Saturday, January 12, 2013

Tradisi Perang Tipat-Bantal di Desa Kapal





Desa Kapal adalah salah satu desa tradisional di Bali yang kaya akan keunikan adat dan budaya, desa yang termasuk dalam wilayah Kecamatan Mengwi Badung ini memiliki tradisi yang unik dan menarik yang masih berlangsung hingga sekarang, salah satunya adalah pelaksanaan Tradisi Aci Rah Pengangon atau lebih dikenal oleh masyarakat setempat sebagai tradisi perang tipat-bantal. Tradisi perang tipat kali ini dilangsungkan di depan Pura Desa lan Puseh Desa Adat Kapal, Kecamatan Mengwi, Senin (5/10). Turut ikut menyaksikan pada kesempatan tersebut Bupati Badung A.A Gde Agung, Anggota DPRD Badung I Wayan Yasa, Kepala Dinas Pariwisata Kabupaten Badung I Made Subawa, Kepala Dinas Kebudayaan Kabupaten Badung IB Anom Bhasma, Kakandep Agama Kabupaten Badung IB Subawa, Camat Mengwi I Nyoman Suendi beserta tokoh-tokoh masyarakat desa Kapal.
Dalam tradisi ini masyarakat desa Kapal berkumpul di Pura Desa setempat dimana mereka melaksanakan prosesi persembahyangan yang dilanjutkan dengan menuju ke depan pura dimana mereka membagi diri menjadi dua kelompok, dipersenjatai dengan tipat dan bantal, kedua kelompok ini kemudian saling melempari, mencoba mempertemukan tipat dan bantal ini di udara.
Bendesa Adat Kapal A.A Gede Dharmayasa pada kesempatan tersebut menjelaskan bahwa tradisi perang tipat-bantal ini erat kaitannya dengan kehidupan pertanian masyarakat, sebuah tradisi unik yang dilaksanakan sebagai rasa syukur kepada Tuhan atas kehidupan yang diciptakanNya serta berlimpahnya hasil panen di desa ini. Dimana tradisi ini dilaksanakan setiap setiap Purnama Kapat, atau pada saat purnama bulan keempat dalam penanggalan Bali (sasih kapat) sekitar bulan September – Oktober yang pelaksanaanya diwujutkan dalam bentuk perang tipat-bantal.

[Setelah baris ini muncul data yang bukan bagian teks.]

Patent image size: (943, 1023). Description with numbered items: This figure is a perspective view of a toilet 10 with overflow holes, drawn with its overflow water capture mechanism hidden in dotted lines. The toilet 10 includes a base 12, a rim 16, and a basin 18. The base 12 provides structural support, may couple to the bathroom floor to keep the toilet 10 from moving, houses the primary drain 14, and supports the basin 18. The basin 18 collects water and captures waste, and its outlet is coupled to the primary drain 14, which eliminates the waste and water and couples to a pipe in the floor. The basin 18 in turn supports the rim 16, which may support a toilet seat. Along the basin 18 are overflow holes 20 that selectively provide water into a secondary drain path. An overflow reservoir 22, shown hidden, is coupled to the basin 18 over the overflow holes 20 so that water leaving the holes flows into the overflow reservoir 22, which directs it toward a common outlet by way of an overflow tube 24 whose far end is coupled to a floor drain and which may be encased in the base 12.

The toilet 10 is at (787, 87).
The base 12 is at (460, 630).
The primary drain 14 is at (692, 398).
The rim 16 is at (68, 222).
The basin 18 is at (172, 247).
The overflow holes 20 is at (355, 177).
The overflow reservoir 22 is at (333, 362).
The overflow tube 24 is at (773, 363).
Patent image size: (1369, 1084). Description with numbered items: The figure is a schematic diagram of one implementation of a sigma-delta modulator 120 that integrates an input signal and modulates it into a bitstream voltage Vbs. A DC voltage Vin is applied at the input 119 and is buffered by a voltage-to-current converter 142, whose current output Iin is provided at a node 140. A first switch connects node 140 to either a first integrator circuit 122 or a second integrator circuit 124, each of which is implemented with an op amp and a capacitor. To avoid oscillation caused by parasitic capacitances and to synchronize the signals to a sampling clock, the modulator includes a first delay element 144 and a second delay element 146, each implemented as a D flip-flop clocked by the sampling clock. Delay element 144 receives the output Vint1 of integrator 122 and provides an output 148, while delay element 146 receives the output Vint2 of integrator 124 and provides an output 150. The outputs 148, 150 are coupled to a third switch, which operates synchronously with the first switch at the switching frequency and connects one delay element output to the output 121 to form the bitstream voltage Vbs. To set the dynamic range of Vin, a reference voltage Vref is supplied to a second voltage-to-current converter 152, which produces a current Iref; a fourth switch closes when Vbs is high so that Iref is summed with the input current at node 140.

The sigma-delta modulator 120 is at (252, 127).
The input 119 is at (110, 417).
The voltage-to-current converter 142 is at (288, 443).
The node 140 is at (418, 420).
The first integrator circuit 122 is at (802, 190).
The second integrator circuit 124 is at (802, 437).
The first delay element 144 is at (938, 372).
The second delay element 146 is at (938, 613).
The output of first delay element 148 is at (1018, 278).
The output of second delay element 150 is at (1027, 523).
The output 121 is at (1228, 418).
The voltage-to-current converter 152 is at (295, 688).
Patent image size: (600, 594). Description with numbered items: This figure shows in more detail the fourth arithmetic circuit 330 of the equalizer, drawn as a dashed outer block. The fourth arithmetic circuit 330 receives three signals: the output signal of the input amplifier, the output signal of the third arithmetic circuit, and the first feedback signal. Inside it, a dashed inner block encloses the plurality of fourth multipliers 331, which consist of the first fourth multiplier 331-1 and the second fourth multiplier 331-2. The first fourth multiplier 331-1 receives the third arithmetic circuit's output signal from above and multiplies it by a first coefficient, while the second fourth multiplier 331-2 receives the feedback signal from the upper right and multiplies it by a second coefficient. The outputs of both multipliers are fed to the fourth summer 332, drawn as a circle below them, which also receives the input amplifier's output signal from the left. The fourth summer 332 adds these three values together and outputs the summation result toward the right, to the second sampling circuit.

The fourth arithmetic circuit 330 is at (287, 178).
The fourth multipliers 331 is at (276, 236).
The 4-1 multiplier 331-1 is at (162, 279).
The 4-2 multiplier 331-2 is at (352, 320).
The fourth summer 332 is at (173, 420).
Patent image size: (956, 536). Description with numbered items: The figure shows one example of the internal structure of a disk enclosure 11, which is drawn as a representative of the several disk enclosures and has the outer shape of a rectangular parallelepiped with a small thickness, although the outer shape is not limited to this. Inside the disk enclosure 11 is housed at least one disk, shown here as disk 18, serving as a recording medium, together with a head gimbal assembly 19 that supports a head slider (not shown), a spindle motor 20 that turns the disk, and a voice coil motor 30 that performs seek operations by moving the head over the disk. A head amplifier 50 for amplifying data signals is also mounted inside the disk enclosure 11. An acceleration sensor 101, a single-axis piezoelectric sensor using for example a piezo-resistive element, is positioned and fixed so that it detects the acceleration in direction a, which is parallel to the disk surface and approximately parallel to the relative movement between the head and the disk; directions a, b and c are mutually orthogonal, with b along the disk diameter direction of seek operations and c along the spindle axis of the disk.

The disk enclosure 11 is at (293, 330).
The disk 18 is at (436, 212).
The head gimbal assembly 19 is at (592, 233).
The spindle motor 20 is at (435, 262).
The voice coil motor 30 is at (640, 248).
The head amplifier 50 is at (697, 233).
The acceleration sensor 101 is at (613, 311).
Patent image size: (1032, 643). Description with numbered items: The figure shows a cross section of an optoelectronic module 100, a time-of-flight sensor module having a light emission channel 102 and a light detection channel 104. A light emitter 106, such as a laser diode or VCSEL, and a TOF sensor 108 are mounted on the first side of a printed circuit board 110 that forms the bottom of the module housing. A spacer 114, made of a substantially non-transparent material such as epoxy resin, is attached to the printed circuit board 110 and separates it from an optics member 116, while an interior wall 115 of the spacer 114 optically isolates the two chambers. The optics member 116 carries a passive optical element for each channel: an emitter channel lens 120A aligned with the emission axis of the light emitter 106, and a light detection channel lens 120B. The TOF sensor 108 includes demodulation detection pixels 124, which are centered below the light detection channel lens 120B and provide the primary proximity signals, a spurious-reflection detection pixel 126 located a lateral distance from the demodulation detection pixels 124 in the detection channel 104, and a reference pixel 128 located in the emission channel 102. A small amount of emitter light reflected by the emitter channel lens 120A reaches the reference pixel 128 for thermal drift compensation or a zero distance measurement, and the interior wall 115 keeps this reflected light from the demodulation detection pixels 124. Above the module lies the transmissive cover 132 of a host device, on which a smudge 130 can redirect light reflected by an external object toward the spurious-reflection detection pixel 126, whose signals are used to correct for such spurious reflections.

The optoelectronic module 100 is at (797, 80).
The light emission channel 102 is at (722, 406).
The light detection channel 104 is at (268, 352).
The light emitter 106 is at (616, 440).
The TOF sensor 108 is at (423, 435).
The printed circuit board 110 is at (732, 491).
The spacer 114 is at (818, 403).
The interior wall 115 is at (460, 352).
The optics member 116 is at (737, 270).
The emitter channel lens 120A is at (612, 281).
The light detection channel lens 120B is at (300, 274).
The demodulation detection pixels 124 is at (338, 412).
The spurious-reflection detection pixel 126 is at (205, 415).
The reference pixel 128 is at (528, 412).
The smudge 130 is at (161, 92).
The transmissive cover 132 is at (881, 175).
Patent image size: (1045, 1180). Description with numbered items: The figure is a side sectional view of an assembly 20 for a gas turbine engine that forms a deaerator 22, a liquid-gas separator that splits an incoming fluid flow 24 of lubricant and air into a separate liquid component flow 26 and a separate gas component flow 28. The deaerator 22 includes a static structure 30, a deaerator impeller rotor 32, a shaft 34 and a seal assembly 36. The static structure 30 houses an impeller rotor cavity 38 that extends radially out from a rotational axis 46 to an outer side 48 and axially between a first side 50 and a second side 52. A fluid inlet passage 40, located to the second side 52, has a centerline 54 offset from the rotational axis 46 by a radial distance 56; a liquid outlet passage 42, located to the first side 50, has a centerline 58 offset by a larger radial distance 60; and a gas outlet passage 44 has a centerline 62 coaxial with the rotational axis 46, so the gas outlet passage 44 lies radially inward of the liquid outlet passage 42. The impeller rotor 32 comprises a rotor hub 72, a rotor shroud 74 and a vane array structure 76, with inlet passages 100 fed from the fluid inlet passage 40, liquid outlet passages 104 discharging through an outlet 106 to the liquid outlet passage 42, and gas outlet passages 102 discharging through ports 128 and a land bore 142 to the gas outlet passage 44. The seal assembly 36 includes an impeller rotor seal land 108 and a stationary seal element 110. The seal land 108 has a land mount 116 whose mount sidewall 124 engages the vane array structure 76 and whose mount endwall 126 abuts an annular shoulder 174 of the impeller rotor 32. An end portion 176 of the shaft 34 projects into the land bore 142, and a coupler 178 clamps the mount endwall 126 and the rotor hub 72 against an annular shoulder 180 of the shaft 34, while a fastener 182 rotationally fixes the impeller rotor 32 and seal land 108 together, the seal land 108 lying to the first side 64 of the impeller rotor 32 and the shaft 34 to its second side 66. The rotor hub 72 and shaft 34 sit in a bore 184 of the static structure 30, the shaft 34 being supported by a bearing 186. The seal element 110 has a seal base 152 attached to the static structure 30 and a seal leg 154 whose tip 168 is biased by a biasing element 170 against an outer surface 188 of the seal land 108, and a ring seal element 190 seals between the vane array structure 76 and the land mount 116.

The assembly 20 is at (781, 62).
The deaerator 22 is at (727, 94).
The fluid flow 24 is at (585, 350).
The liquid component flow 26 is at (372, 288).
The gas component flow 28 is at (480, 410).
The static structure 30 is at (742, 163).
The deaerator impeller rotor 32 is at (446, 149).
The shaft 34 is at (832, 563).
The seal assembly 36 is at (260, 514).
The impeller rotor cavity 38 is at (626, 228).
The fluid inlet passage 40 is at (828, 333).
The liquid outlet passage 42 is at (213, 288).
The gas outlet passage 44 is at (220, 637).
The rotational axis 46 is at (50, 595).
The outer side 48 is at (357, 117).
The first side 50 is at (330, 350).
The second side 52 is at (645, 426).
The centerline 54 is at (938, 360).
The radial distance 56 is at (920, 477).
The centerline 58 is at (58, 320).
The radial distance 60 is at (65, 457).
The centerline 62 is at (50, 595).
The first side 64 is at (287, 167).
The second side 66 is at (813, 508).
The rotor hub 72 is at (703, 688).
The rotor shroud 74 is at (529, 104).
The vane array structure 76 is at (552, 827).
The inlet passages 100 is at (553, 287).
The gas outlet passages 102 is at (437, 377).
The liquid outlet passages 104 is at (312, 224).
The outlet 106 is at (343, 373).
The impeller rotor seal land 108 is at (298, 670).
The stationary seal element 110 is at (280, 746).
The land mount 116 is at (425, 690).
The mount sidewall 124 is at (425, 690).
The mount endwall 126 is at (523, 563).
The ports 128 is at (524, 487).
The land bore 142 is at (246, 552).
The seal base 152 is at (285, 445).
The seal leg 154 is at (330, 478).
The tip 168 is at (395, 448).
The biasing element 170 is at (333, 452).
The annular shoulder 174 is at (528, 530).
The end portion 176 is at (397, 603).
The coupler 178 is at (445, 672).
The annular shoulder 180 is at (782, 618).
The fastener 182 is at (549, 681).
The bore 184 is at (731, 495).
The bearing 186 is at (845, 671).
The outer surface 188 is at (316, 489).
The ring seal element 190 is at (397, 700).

Keberadaan tradisi perang tipat-bantal ini banyak dijelaskan dalam catatan-catatan sejarah kuno berupa lontar-lontar, salah satunya terdapat dalam lontar tabuh rah pengangon milik salah seorang warga desa Kapal, ketut sudarsana, dalam lontar tersebut secara singkat dijelaskan pada tahun isaka 1260 atau pada tahun 1338 masehi, Raja Bali Asta Sura Ratna Bhumi Banten mengutus patihnya Ki Kebo Iwa untuk merestorasi Candi Khayangan Purusada yang ada di Desa Kapal. Setibanya di desa Kapal Ki Kebo Iwa melihat Desa Kapal sedang dilanda paceklik panen, risau melihat hal tersebut kemudian Ki Kebo Iwa memohon jalan keluar kepada sang pencipta dengan melakukan yoga semedi. Saat melakukan yoga semedi beliau mendapatkan sabdha dari pencipta untuk melaksanakan Aci Rah Pengangon atau Aci Rare Angon dengan sarana menghaturkan tipat dan bantal sebagai symbol purusha dan predhana/sumber kehidupan, karena penyebab dari segala paceklik tersebut adalah ketiadaan sumber kehidupan. Dalam sabdha ini pula diperoleh agar masyarakat Kapal tidak menjual tipat karena tipat merupakan simbolisasi dari predhana/ibu pertiwi. Akhirnya setelah dilaksanakan Aci Rah Pengangon di Desa Kapal, Desa ini kembali makmur dan tenteram. Dari hal inilah berkembang tradisi perang tipat-bantal di Desa Kapal.